The legal battle between Sony and Tencent regarding the similarities between the former’s Horizon franchise and the latter’s Light of Motiram has come to an end with the two companies having reached a settlement. As caught by The Game Post, a recent filing for the lawsuit had both companies jointly asking the court to dismiss the case since they have signed an agreement.
While details about this settlement are confidential, the court has dismissed the case with prejudice, which means that Sony can’t pursue a lawsuit for similar reasons again. Check out the full court statement below.
“Pursuant to Federal Rule of Civil Procedure and the confidential settlement of all parties, Plaintiff Sony Interactive Entertainment LLC and Defendants Tencent America LLC, Proxima Beta U.S. LLC, Tencent Holdings Ltd., Proxima Beta PTE Ltd., and Tencent Technology (Shanghai) Company Ltd., by and through their undersigned counsel of record, hereby stipulate as follows:
“All pending motions are withdrawn and this action is hereby dismissed with prejudice.
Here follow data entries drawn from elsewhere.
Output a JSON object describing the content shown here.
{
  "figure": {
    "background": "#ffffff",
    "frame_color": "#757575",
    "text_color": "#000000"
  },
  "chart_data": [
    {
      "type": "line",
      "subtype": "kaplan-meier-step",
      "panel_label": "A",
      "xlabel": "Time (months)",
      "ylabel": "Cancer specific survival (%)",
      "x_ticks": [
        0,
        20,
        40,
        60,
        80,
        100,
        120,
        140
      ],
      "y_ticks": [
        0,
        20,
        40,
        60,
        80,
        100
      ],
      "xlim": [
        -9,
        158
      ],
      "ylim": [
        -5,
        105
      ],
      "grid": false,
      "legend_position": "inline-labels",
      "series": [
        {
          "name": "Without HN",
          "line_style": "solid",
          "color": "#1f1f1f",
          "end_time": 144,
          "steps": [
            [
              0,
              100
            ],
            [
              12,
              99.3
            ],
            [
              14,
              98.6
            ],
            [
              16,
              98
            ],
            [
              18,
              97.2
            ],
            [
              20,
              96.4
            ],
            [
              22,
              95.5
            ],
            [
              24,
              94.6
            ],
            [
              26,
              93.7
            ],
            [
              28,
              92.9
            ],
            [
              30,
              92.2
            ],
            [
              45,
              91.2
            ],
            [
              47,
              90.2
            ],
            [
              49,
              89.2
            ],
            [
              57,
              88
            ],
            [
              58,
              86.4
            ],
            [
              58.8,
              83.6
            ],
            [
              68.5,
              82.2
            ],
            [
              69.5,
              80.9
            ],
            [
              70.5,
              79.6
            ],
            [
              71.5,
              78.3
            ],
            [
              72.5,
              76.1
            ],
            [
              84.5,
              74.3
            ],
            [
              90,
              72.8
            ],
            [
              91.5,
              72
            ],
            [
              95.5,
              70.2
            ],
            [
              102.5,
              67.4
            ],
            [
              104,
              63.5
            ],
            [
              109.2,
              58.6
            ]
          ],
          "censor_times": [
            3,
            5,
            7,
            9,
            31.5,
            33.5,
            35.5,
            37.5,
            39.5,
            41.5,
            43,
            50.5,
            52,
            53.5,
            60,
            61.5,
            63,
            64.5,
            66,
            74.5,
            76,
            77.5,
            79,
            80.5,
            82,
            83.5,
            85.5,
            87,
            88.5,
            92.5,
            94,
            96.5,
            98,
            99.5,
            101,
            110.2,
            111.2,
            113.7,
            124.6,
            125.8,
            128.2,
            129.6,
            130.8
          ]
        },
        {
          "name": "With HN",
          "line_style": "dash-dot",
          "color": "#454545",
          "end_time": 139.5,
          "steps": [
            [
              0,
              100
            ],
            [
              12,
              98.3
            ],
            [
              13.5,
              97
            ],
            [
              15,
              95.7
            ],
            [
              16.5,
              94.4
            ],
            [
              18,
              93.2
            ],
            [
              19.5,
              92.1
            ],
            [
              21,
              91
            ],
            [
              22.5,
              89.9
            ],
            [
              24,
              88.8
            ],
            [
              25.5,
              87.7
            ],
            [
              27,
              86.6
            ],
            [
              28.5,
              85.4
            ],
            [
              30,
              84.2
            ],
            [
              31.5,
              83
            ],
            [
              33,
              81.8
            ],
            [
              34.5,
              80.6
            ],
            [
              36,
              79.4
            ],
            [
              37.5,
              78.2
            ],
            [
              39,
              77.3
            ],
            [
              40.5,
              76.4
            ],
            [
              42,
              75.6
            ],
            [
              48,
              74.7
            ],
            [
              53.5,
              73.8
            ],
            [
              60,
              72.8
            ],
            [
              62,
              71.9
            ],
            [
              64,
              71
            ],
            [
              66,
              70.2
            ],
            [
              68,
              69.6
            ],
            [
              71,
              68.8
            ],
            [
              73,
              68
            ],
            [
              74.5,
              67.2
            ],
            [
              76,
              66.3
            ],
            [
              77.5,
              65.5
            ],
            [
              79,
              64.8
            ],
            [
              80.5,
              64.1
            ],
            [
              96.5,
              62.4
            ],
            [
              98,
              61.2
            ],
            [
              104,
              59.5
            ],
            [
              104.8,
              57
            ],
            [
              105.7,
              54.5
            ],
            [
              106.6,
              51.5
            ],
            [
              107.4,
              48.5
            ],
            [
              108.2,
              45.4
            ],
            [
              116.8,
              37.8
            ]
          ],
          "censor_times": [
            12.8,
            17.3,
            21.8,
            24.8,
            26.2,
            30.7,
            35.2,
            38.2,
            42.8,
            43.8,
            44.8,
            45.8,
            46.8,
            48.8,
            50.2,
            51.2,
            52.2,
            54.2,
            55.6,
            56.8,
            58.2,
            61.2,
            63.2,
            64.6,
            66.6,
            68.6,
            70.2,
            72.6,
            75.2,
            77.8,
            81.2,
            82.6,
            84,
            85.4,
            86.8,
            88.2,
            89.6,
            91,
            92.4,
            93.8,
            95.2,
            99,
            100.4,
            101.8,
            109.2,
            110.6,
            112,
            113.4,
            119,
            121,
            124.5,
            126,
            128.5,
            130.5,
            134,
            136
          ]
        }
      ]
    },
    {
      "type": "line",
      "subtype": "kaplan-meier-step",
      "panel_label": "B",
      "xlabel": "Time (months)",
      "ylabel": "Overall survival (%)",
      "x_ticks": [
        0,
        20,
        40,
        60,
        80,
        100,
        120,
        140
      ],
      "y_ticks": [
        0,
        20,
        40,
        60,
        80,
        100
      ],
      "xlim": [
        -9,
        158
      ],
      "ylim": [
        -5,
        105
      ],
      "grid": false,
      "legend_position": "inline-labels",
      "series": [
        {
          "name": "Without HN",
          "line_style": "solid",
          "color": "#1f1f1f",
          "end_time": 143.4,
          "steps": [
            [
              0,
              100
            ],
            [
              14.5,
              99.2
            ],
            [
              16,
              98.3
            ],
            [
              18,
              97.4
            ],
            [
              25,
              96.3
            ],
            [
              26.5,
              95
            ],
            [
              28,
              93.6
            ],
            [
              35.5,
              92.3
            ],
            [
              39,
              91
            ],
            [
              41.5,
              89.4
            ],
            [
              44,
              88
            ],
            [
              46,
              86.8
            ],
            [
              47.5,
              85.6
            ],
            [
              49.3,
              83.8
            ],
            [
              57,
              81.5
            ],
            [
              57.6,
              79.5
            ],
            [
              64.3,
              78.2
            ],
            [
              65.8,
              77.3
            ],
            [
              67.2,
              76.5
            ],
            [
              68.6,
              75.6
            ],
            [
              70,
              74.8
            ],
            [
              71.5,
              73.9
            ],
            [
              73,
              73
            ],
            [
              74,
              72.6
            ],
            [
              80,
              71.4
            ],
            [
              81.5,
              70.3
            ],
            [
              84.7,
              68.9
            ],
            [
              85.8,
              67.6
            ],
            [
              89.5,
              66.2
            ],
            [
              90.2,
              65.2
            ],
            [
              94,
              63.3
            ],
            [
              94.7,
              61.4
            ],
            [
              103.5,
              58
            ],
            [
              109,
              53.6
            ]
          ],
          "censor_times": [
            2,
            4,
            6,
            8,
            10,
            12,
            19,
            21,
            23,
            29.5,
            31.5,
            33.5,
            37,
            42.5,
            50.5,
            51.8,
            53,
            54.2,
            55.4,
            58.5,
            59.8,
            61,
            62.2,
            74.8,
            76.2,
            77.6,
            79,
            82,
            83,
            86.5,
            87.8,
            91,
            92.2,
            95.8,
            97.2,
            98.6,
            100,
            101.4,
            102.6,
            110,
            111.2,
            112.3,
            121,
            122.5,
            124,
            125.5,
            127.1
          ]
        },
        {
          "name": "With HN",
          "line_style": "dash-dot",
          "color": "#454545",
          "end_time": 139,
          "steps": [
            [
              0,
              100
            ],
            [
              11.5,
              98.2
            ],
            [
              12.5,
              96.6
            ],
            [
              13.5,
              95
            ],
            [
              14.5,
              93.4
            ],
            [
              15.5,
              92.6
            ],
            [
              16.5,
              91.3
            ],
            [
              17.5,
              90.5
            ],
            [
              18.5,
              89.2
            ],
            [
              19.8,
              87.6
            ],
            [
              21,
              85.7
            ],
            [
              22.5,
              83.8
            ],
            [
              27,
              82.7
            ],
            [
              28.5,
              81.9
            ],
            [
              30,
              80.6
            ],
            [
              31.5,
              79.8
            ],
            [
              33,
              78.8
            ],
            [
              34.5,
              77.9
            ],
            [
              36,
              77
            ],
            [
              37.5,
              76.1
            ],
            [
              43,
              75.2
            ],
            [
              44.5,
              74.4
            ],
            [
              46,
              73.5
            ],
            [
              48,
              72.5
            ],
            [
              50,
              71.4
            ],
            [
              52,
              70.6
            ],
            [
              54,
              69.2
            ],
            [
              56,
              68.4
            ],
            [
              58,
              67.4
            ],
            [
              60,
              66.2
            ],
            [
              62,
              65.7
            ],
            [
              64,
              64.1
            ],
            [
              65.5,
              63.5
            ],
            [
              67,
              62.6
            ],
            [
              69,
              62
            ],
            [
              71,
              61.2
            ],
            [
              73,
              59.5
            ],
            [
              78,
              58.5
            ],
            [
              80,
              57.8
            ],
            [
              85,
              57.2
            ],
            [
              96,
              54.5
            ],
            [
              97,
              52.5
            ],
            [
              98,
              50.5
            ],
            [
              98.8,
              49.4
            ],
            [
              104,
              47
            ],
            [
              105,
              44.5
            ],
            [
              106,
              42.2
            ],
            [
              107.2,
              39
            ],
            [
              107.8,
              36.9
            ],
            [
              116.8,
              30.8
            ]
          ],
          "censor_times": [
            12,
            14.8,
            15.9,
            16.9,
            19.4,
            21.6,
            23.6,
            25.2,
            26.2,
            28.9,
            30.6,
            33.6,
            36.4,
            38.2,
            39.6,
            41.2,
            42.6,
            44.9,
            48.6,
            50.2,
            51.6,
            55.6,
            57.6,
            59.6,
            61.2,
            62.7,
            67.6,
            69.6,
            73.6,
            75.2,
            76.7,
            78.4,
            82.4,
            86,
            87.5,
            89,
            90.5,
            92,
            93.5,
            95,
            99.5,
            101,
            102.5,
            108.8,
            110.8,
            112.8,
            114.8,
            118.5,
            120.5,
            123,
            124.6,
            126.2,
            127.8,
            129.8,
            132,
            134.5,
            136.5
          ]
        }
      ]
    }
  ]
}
All parties shall bear their own fees and costs.”
While most details about the settlement are unknown, it looks like one of the conditions was removing Light of Motiram from storefronts. This has happened, with the game not having a store page on Steam or Epic Games Store.
Sony had first filed the lawsuit all the way back in July, having accused Tencent of stealing ideas from the Horizon franchise. In its initial lawsuit, Sony referred to Light of Motiram as being a “slavish clone” of the Guerrilla-developed open-world titles Horizon Zero Dawn and Horizon Forbidden West, at least in terms of visuals. As a part of its filing, Sony was seeking monetary damages up to an unspecified amount, along with a court order that would block Tencent from violating the Horizon IP.
Tencent responded with its own statement, calling Sony’s lawsuit “improper attempt to fence off” pop culture. The company alleged that Sony was not interested in “fighting off piracy, plagiarism, or any genuine threat to intellectual property.”
“It is an improper attempt to fence off a well-trodden corner of popular culture and declare it Sony’s exclusive domain,” said Tencent in a statement.. “In Sony’s telling, Horizon Zero Dawn is ‘like no fictional world created before [or] since.’” Tencent calls this claim “startling, because it is flatly contradicted by Sony’s own developers, not to mention the long history of video games featuring the same elements that Sony seeks to monopolize through this lawsuit.”
The company noted that Sony’s basis for the lawsuit was superficial, and went on to name several other games that featured similar aesthetics, including The Legend of Zelda: Breath of the Wild, Biomutant, and Outer Wilds, among others.
Sony would fire back in October by calling Tencent’s statement “nonsense” in a 42-page statement. The PlayStation maker said that “The damage is done—and it continues. SIE has already suffered injury by Tencent promoting its knock-off game, as made clear by the many instances of actual consumer confusion documented in the Complaint that Tencent does not—and cannot—challenge in its motion. The Court can redress past, ongoing, and imminent infringement.”